Blood Runs Cold by JM Dalgliesh

Blood Runs Cold by JM Dalgliesh
Publisher: Hamilton Press
Genre: Contemporary, Mystery/Suspense/Thriller
Rating: 3 stars
Reviewed by Fern

Believe in nothing… and kill for something…

When a man’s dismembered body is discovered at an abandoned quarry on the north Norfolk coast, DI Tom Janssen and his team must wade through his secretive life to figure out how he met his end.

The victim was a quiet man, well respected by those who knew him, and someone often willing to help local charities with his free time. Presenting an image of himself to the world of a simple, inoffensive individual, he never allowed anyone close enough to look behind the mask. As his associations become clearer, the team realise that there are others with secrets of their own… but are they willing to kill to keep them that way?

With a community reeling from such a gruesome and seemingly macabre act of violence the pressure is on to get a result. When the investigation crosses paths with another operated by the Major Crimes Unit, Tom begins to question who the real victim is and why, to some, the murder is such a low priority?

Kids messing around with fireworks in a local abandoned quarry manage to unearth a dismembered body.
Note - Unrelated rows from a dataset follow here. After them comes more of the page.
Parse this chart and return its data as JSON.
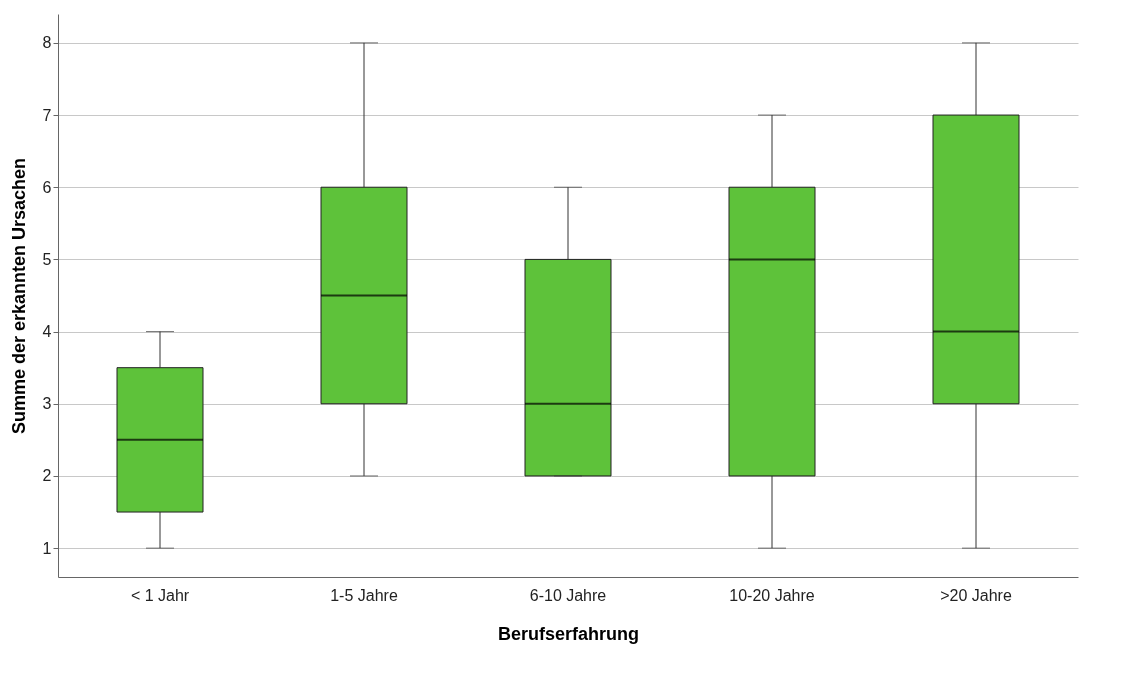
{
  "chart_data": {
    "type": "box",
    "xlabel": "Berufserfahrung",
    "ylabel": "Summe der erkannten Ursachen",
    "categories": [
      "< 1 Jahr",
      "1-5 Jahre",
      "6-10 Jahre",
      "10-20 Jahre",
      ">20 Jahre"
    ],
    "boxes": [
      {
        "low": 1,
        "q1": 1.5,
        "median": 2.5,
        "q3": 3.5,
        "high": 4
      },
      {
        "low": 2,
        "q1": 3,
        "median": 4.5,
        "q3": 6,
        "high": 8
      },
      {
        "low": 2,
        "q1": 2,
        "median": 3,
        "q3": 5,
        "high": 6
      },
      {
        "low": 1,
        "q1": 2,
        "median": 5,
        "q3": 6,
        "high": 7
      },
      {
        "low": 1,
        "q1": 3,
        "median": 4,
        "q3": 7,
        "high": 8
      }
    ],
    "color": "#5ec23a",
    "ylim": [
      0.6,
      8.4
    ],
    "yticks": [
      1,
      2,
      3,
      4,
      5,
      6,
      7,
      8
    ],
    "grid": "y"
  }
}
DI Tom Janssen and his team try hard to uncover who the mutilated corpse might belong to. With no official means of IDing the body they finally settle on a secretive – but generally well liked – man who they feel might be the victim, only to discover the more they search the harder it is to work out what really happened. With pressures from both outside and within the local team, can Tom and his team find some justice?
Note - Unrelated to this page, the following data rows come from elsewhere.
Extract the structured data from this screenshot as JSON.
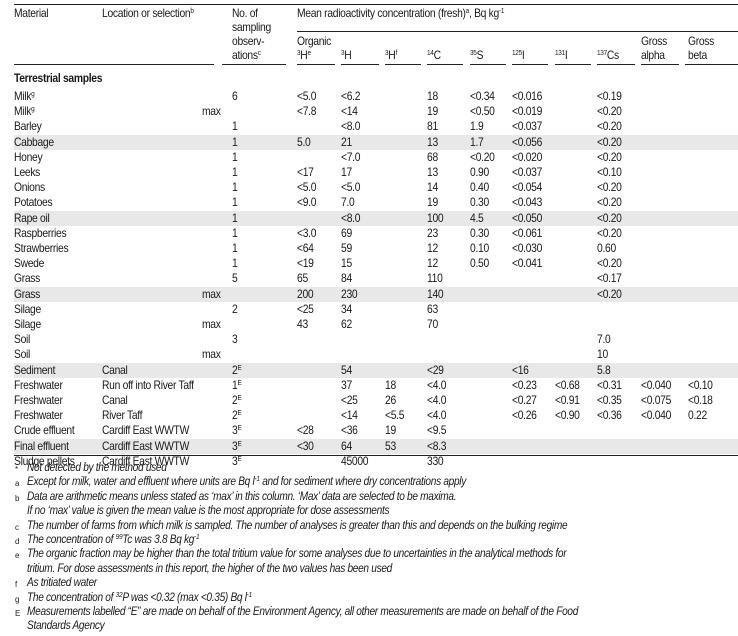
{
  "header": {
    "material": "Material",
    "location": "Location or selection",
    "location_sup": "b",
    "obs_lines": [
      "No. of",
      "sampling",
      "observ-",
      "ations"
    ],
    "obs_sup": "c",
    "group": "Mean radioactivity concentration (fresh)",
    "group_sup": "a",
    "group_unit": ", Bq kg",
    "group_unit_sup": "-1",
    "organic": "Organic",
    "cols": [
      {
        "pre": "3",
        "label": "H",
        "sup": "e"
      },
      {
        "pre": "3",
        "label": "H",
        "sup": ""
      },
      {
        "pre": "3",
        "label": "H",
        "sup": "f"
      },
      {
        "pre": "14",
        "label": "C",
        "sup": ""
      },
      {
        "pre": "35",
        "label": "S",
        "sup": ""
      },
      {
        "pre": "125",
        "label": "I",
        "sup": ""
      },
      {
        "pre": "131",
        "label": "I",
        "sup": ""
      },
      {
        "pre": "137",
        "label": "Cs",
        "sup": ""
      }
    ],
    "gross_alpha": [
      "Gross",
      "alpha"
    ],
    "gross_beta": [
      "Gross",
      "beta"
    ]
  },
  "section": "Terrestrial samples",
  "rows": [
    {
      "material": "Milk",
      "msup": "g",
      "location": "",
      "sel": "",
      "obs": "6",
      "osup": "",
      "v": [
        "<5.0",
        "<6.2",
        "",
        "18",
        "<0.34",
        "<0.016",
        "",
        "<0.19",
        "",
        ""
      ],
      "shade": false
    },
    {
      "material": "Milk",
      "msup": "g",
      "location": "",
      "sel": "max",
      "obs": "",
      "osup": "",
      "v": [
        "<7.8",
        "<14",
        "",
        "19",
        "<0.50",
        "<0.019",
        "",
        "<0.20",
        "",
        ""
      ],
      "shade": false
    },
    {
      "material": "Barley",
      "msup": "",
      "location": "",
      "sel": "",
      "obs": "1",
      "osup": "",
      "v": [
        "",
        "<8.0",
        "",
        "81",
        "1.9",
        "<0.037",
        "",
        "<0.20",
        "",
        ""
      ],
      "shade": false
    },
    {
      "material": "Cabbage",
      "msup": "",
      "location": "",
      "sel": "",
      "obs": "1",
      "osup": "",
      "v": [
        "5.0",
        "21",
        "",
        "13",
        "1.7",
        "<0.056",
        "",
        "<0.20",
        "",
        ""
      ],
      "shade": true
    },
    {
      "material": "Honey",
      "msup": "",
      "location": "",
      "sel": "",
      "obs": "1",
      "osup": "",
      "v": [
        "",
        "<7.0",
        "",
        "68",
        "<0.20",
        "<0.020",
        "",
        "<0.20",
        "",
        ""
      ],
      "shade": false
    },
    {
      "material": "Leeks",
      "msup": "",
      "location": "",
      "sel": "",
      "obs": "1",
      "osup": "",
      "v": [
        "<17",
        "17",
        "",
        "13",
        "0.90",
        "<0.037",
        "",
        "<0.10",
        "",
        ""
      ],
      "shade": false
    },
    {
      "material": "Onions",
      "msup": "",
      "location": "",
      "sel": "",
      "obs": "1",
      "osup": "",
      "v": [
        "<5.0",
        "<5.0",
        "",
        "14",
        "0.40",
        "<0.054",
        "",
        "<0.20",
        "",
        ""
      ],
      "shade": false
    },
    {
      "material": "Potatoes",
      "msup": "",
      "location": "",
      "sel": "",
      "obs": "1",
      "osup": "",
      "v": [
        "<9.0",
        "7.0",
        "",
        "19",
        "0.30",
        "<0.043",
        "",
        "<0.20",
        "",
        ""
      ],
      "shade": false
    },
    {
      "material": "Rape oil",
      "msup": "",
      "location": "",
      "sel": "",
      "obs": "1",
      "osup": "",
      "v": [
        "",
        "<8.0",
        "",
        "100",
        "4.5",
        "<0.050",
        "",
        "<0.20",
        "",
        ""
      ],
      "shade": true
    },
    {
      "material": "Raspberries",
      "msup": "",
      "location": "",
      "sel": "",
      "obs": "1",
      "osup": "",
      "v": [
        "<3.0",
        "69",
        "",
        "23",
        "0.30",
        "<0.061",
        "",
        "<0.20",
        "",
        ""
      ],
      "shade": false
    },
    {
      "material": "Strawberries",
      "msup": "",
      "location": "",
      "sel": "",
      "obs": "1",
      "osup": "",
      "v": [
        "<64",
        "59",
        "",
        "12",
        "0.10",
        "<0.030",
        "",
        "0.60",
        "",
        ""
      ],
      "shade": false
    },
    {
      "material": "Swede",
      "msup": "",
      "location": "",
      "sel": "",
      "obs": "1",
      "osup": "",
      "v": [
        "<19",
        "15",
        "",
        "12",
        "0.50",
        "<0.041",
        "",
        "<0.20",
        "",
        ""
      ],
      "shade": false
    },
    {
      "material": "Grass",
      "msup": "",
      "location": "",
      "sel": "",
      "obs": "5",
      "osup": "",
      "v": [
        "65",
        "84",
        "",
        "110",
        "",
        "",
        "",
        "<0.17",
        "",
        ""
      ],
      "shade": false
    },
    {
      "material": "Grass",
      "msup": "",
      "location": "",
      "sel": "max",
      "obs": "",
      "osup": "",
      "v": [
        "200",
        "230",
        "",
        "140",
        "",
        "",
        "",
        "<0.20",
        "",
        ""
      ],
      "shade": true
    },
    {
      "material": "Silage",
      "msup": "",
      "location": "",
      "sel": "",
      "obs": "2",
      "osup": "",
      "v": [
        "<25",
        "34",
        "",
        "63",
        "",
        "",
        "",
        "",
        "",
        ""
      ],
      "shade": false
    },
    {
      "material": "Silage",
      "msup": "",
      "location": "",
      "sel": "max",
      "obs": "",
      "osup": "",
      "v": [
        "43",
        "62",
        "",
        "70",
        "",
        "",
        "",
        "",
        "",
        ""
      ],
      "shade": false
    },
    {
      "material": "Soil",
      "msup": "",
      "location": "",
      "sel": "",
      "obs": "3",
      "osup": "",
      "v": [
        "",
        "",
        "",
        "",
        "",
        "",
        "",
        "7.0",
        "",
        ""
      ],
      "shade": false
    },
    {
      "material": "Soil",
      "msup": "",
      "location": "",
      "sel": "max",
      "obs": "",
      "osup": "",
      "v": [
        "",
        "",
        "",
        "",
        "",
        "",
        "",
        "10",
        "",
        ""
      ],
      "shade": false
    },
    {
      "material": "Sediment",
      "msup": "",
      "location": "Canal",
      "sel": "",
      "obs": "2",
      "osup": "E",
      "v": [
        "",
        "54",
        "",
        "<29",
        "",
        "<16",
        "",
        "5.8",
        "",
        ""
      ],
      "shade": true
    },
    {
      "material": "Freshwater",
      "msup": "",
      "location": "Run off into River Taff",
      "sel": "",
      "obs": "1",
      "osup": "E",
      "v": [
        "",
        "37",
        "18",
        "<4.0",
        "",
        "<0.23",
        "<0.68",
        "<0.31",
        "<0.040",
        "<0.10"
      ],
      "shade": false
    },
    {
      "material": "Freshwater",
      "msup": "",
      "location": "Canal",
      "sel": "",
      "obs": "2",
      "osup": "E",
      "v": [
        "",
        "<25",
        "26",
        "<4.0",
        "",
        "<0.27",
        "<0.91",
        "<0.35",
        "<0.075",
        "<0.18"
      ],
      "shade": false
    },
    {
      "material": "Freshwater",
      "msup": "",
      "location": "River Taff",
      "sel": "",
      "obs": "2",
      "osup": "E",
      "v": [
        "",
        "<14",
        "<5.5",
        "<4.0",
        "",
        "<0.26",
        "<0.90",
        "<0.36",
        "<0.040",
        "0.22"
      ],
      "shade": false
    },
    {
      "material": "Crude effluent",
      "msup": "",
      "location": "Cardiff East WWTW",
      "sel": "",
      "obs": "3",
      "osup": "E",
      "v": [
        "<28",
        "<36",
        "19",
        "<9.5",
        "",
        "",
        "",
        "",
        "",
        ""
      ],
      "shade": false
    },
    {
      "material": "Final effluent",
      "msup": "",
      "location": "Cardiff East WWTW",
      "sel": "",
      "obs": "3",
      "osup": "E",
      "v": [
        "<30",
        "64",
        "53",
        "<8.3",
        "",
        "",
        "",
        "",
        "",
        ""
      ],
      "shade": true
    },
    {
      "material": "Sludge pellets",
      "msup": "",
      "location": "Cardiff East WWTW",
      "sel": "",
      "obs": "3",
      "osup": "E",
      "v": [
        "",
        "45000",
        "",
        "330",
        "",
        "",
        "",
        "",
        "",
        ""
      ],
      "shade": false
    }
  ],
  "footnotes": [
    {
      "mark": "*",
      "parts": [
        {
          "t": "Not detected by the method used"
        }
      ]
    },
    {
      "mark": "a",
      "parts": [
        {
          "t": "Except for milk, water and effluent where units are Bq l"
        },
        {
          "s": "-1"
        },
        {
          "t": " and for sediment where dry concentrations apply"
        }
      ]
    },
    {
      "mark": "b",
      "parts": [
        {
          "t": "Data are arithmetic means unless stated as ‘max’ in this column. ‘Max’ data are selected to be maxima."
        }
      ]
    },
    {
      "mark": "",
      "parts": [
        {
          "t": "If no ‘max’ value is given the mean value is the most appropriate for dose assessments"
        }
      ]
    },
    {
      "mark": "c",
      "parts": [
        {
          "t": "The number of farms from which milk is sampled. The number of analyses is greater than this and depends on the bulking regime"
        }
      ]
    },
    {
      "mark": "d",
      "parts": [
        {
          "t": "The concentration of "
        },
        {
          "s": "99"
        },
        {
          "t": "Tc was 3.8 Bq kg"
        },
        {
          "s": "-1"
        }
      ]
    },
    {
      "mark": "e",
      "parts": [
        {
          "t": "The organic fraction may be higher than the total tritium value for some analyses due to uncertainties in the analytical methods for"
        }
      ]
    },
    {
      "mark": "",
      "parts": [
        {
          "t": "tritium. For dose assessments in this report, the higher of the two values has been used"
        }
      ]
    },
    {
      "mark": "f",
      "parts": [
        {
          "t": "As tritiated water"
        }
      ]
    },
    {
      "mark": "g",
      "parts": [
        {
          "t": "The concentration of "
        },
        {
          "s": "32"
        },
        {
          "t": "P was <0.32 (max <0.35) Bq l"
        },
        {
          "s": "-1"
        }
      ]
    },
    {
      "mark": "E",
      "parts": [
        {
          "t": "Measurements labelled “E” are made on behalf of the Environment Agency, all other measurements are made on behalf of the Food"
        }
      ]
    },
    {
      "mark": "",
      "parts": [
        {
          "t": "Standards Agency"
        }
      ]
    }
  ]
}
I have been greatly enjoying this series and feel this book is an excellent addition to it. While the members of the team have been working well together now for a number of years, I don’t feel like a reader should shy away from picking up this book if they haven’t read any of the previous ones. There is history between the team, yes, but it’s all fairly clear how they work well together and there’s not many in-secrets or group dynamics that can’t easily be picked up on. Readers shouldn’t worry about reading this or the other books out of order.

I thoroughly enjoyed how through most of the book the identity of the victim remained in doubt. While yes, the team had a good idea of who the body was and tried to piece together what had occurred, this in itself was what most of the mystery of the story was and I enjoyed this as a different style of plot. I admit the pace of this book might read a little slow to some readers – instead of rushing around and chasing many clues with an over-arching feeling of dread or rush, this was very much a slow and methodical working together of secrets and puzzle pieces. I admit this was a different tone of book, but I enjoyed it.

Readers looking for an interesting, layered plotline with a British police procedural flavour should find this is an excellent book to enjoy. I found the characters varied and the book retained my attention throughout. I am eager to try more – both in this series and others – by this author.